Condolences. And, of course, the Yanks have the best record in baseball going into the All-Star break (and a 5 game lead on 3rd place Boston.) But speaking of baseball:
Wade Henderson and Janet Murguia:
Major League Baseball is scheduled to play its 2011 All-Star Game in Phoenix, where discrimination and racial profiling will effectively be sanctioned by SB1070, Arizona's controversial new immigration law. Unless the league acts, next year our favorite all-stars could enter a hostile environment, and the families, friends and fans of a third of the players could be treated as second-class citizens because of their skin color or the way they speak.
This law isn't about solving the immigration issue; it's about scapegoating, an established practice in Arizona.
Paul Krugman:
Back in 2002, a professor turned Federal Reserve official by the name of Ben Bernanke gave a widely quoted speech titled "Deflation: Making Sure ‘It’ Doesn’t Happen Here." Like other economists, myself included, Mr. Bernanke was deeply disturbed by Japan’s stubborn, seemingly incurable deflation, which in turn was "associated with years of painfully slow growth, rising joblessness, and apparently intractable financial problems." This sort of thing wasn’t supposed to happen to an advanced nation with sophisticated policy makers. Could something similar happen to the United States?
Ross Douthat:
Still, watching the Giudices sashay through their onyx-encrusted mansion, and knowing that thousands of similarly profligate homeowners are simply walking away from their debts, it’s easy to succumb to a little class-warrior fantasizing. (Pitchforks, tar, feathers ... that sort of thing.)

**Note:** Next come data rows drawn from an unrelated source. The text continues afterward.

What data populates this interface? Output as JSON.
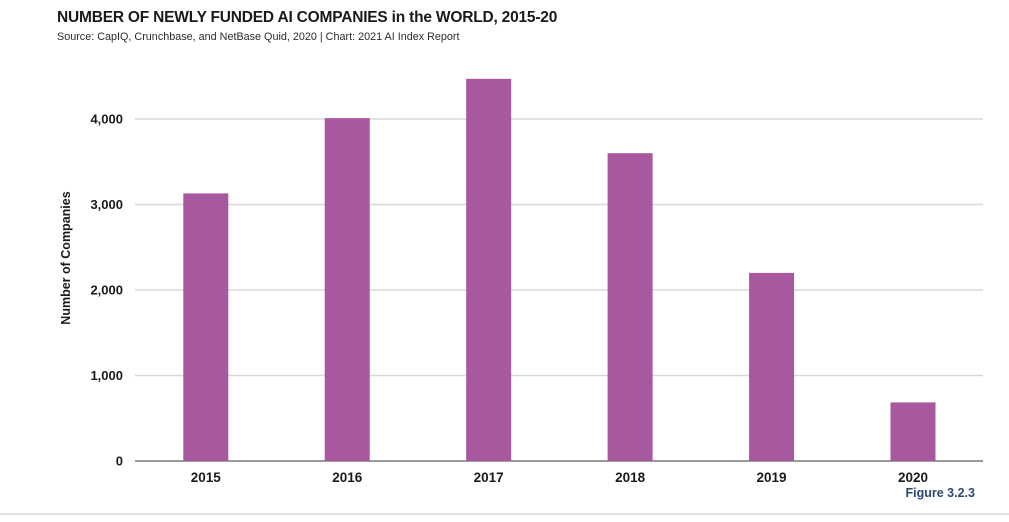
{
  "header": {
    "title": "NUMBER OF NEWLY FUNDED AI COMPANIES in the WORLD, 2015-20",
    "source": "Source: CapIQ, Crunchbase, and NetBase Quid, 2020 | Chart: 2021 AI Index Report"
  },
  "figure_label": "Figure 3.2.3",
  "chart_data": {
    "type": "bar",
    "title": "NUMBER OF NEWLY FUNDED AI COMPANIES in the WORLD, 2015-20",
    "subtitle": "Source: CapIQ, Crunchbase, and NetBase Quid, 2020 | Chart: 2021 AI Index Report",
    "categories": [
      "2015",
      "2016",
      "2017",
      "2018",
      "2019",
      "2020"
    ],
    "values": [
      3130,
      4010,
      4470,
      3600,
      2200,
      685
    ],
    "xlabel": "",
    "ylabel": "Number of Companies",
    "ylim": [
      0,
      4500
    ],
    "yticks": [
      0,
      1000,
      2000,
      3000,
      4000
    ],
    "ytick_labels": [
      "0",
      "1,000",
      "2,000",
      "3,000",
      "4,000"
    ],
    "grid": "horizontal",
    "legend": "none"
  },
  "colors": {
    "bar": "#a7589e",
    "gridline": "#d8d8d8",
    "baseline": "#9a9a9a",
    "axis_text": "#1a1a1a",
    "figure_label": "#2a4a71"
  }
}
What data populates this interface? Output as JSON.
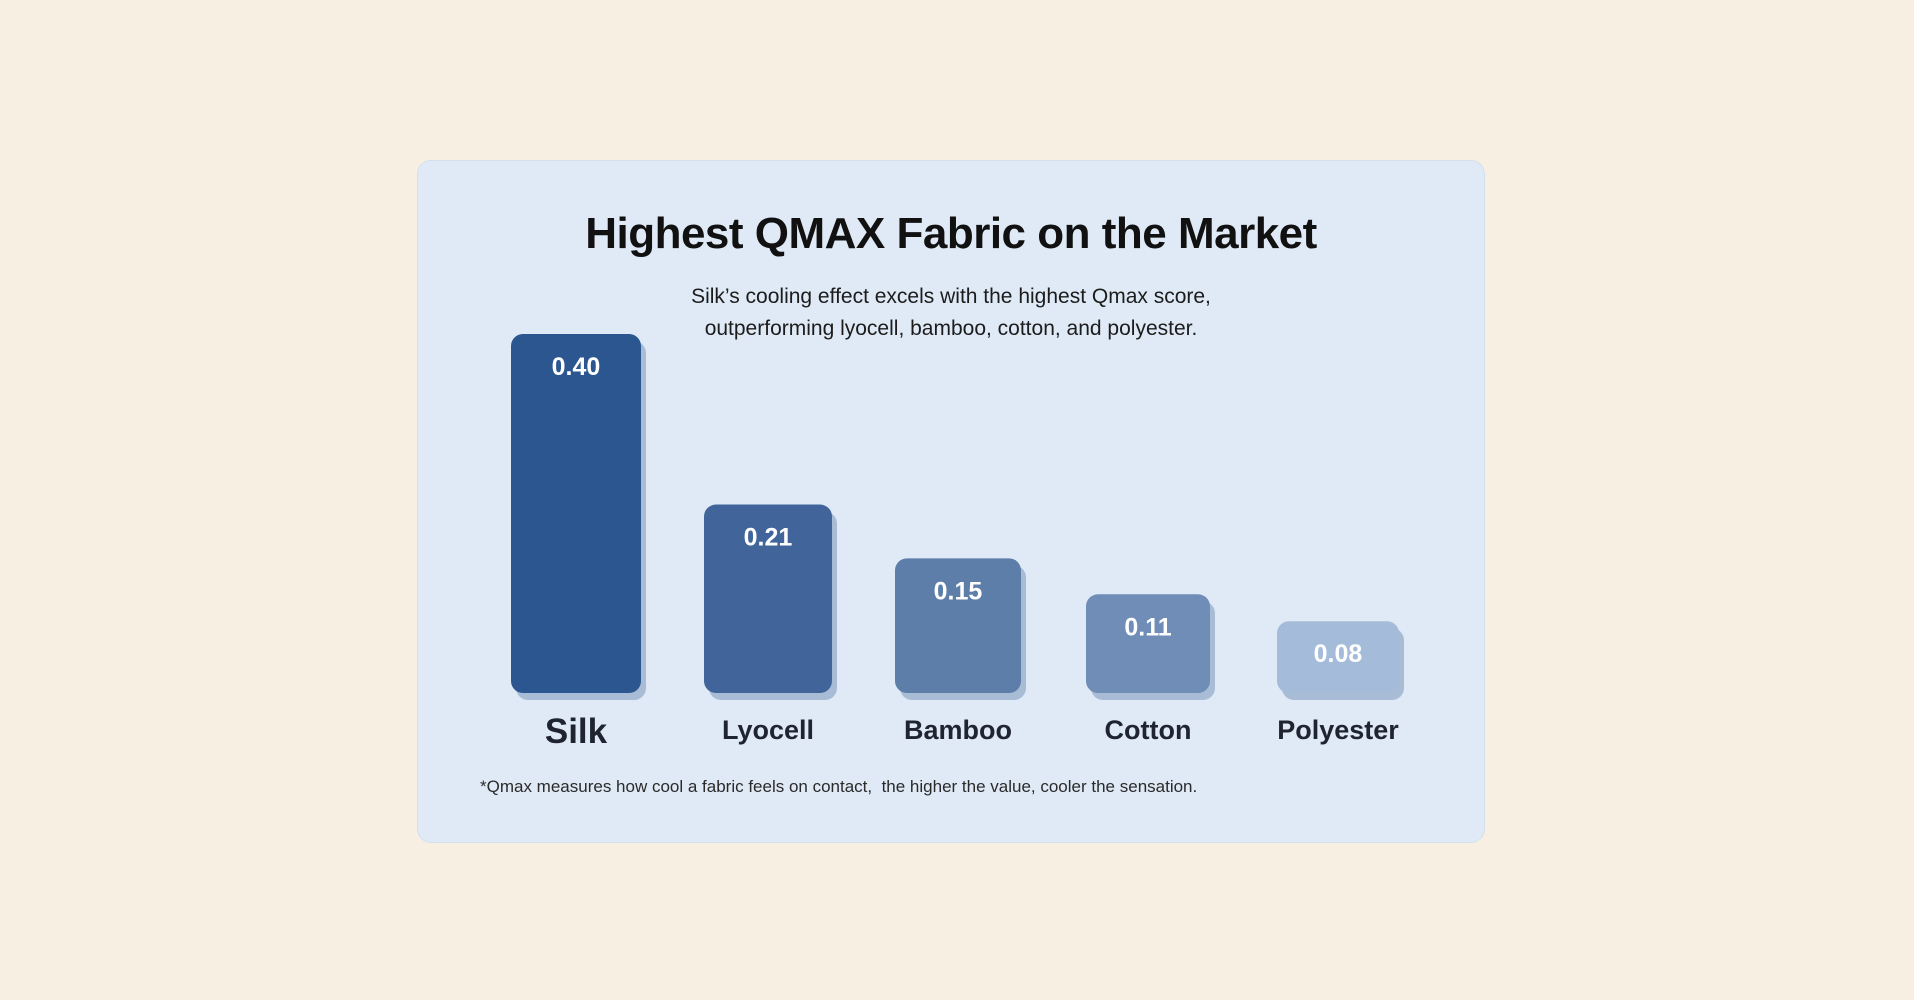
{
  "chart_data": {
    "type": "bar",
    "title": "Highest QMAX Fabric on the Market",
    "subtitle_lines": [
      "Silk’s cooling effect excels with the highest Qmax score,",
      "outperforming lyocell, bamboo, cotton, and polyester."
    ],
    "categories": [
      "Silk",
      "Lyocell",
      "Bamboo",
      "Cotton",
      "Polyester"
    ],
    "values": [
      0.4,
      0.21,
      0.15,
      0.11,
      0.08
    ],
    "value_labels": [
      "0.40",
      "0.21",
      "0.15",
      "0.11",
      "0.08"
    ],
    "xlabel": "",
    "ylabel": "",
    "grid": false,
    "bar_colors": [
      "#2b5690",
      "#41659a",
      "#5d7ea9",
      "#6f8db6",
      "#a4bcd9"
    ],
    "footnote": "*Qmax measures how cool a fabric feels on contact,  the higher the value, cooler the sensation."
  }
}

The trick is to channel those impulses in a constructive direction. The left-wing instinct, when faced with high-rolling irresponsibility, is usually to call for tax increases on the rich. But the problem, here and elsewhere, isn’t exactly that we tax high rollers’ incomes too lightly. It’s that we subsidize their irresponsibility too heavily — underwriting their bad bets and bailing out their follies. The class warfare we need is a conservative class warfare, which would force the million-dollar defaulters to pay their own way from here on out.
Solutions are no good: it must be a conservative solution! The inability of conservative columnists to see the obvious is not a simple thing. It takes work and training. We assuredly tax high rollers too lightly, but Douthat wants to make it a middle class problem and spare the rich (who vote Republican, and contribute mightily to conservative causes.) But don't weep for the rich. Good times are already here:
NY Times:
Many Americans are still waiting for an economic recovery. But for corporate America, a recovery of sorts is already at hand.
The corporate earnings season, that quarterly rite of Wall Street, begins in earnest on Monday, and investors are hoping for some good news. Major corporations are expected to report some of their strongest profits in years.
CBS:
BP's now saying by Wednesday, its new cap will stop the spill, a seal so tight not one drop of oil escape. For now, every drop is gushing into the Gulf.
BP's gusher - its cap torn off - hemorrhaged oil for a second day and won't stop until engineers bolt on a new 75 ton cap to seal the broken well.
"We should anticipate that this whole process should take another five to six days," said BP Senior Vice President Kent Wells...
By switching caps BP's gambling: more oil now, less oil soon. But for now, this spill is worse.
There's some light at the end of this tunnel, finally. But we're all from Missouri: show us. Then we can talk about the incredible engineering feat, and not until then.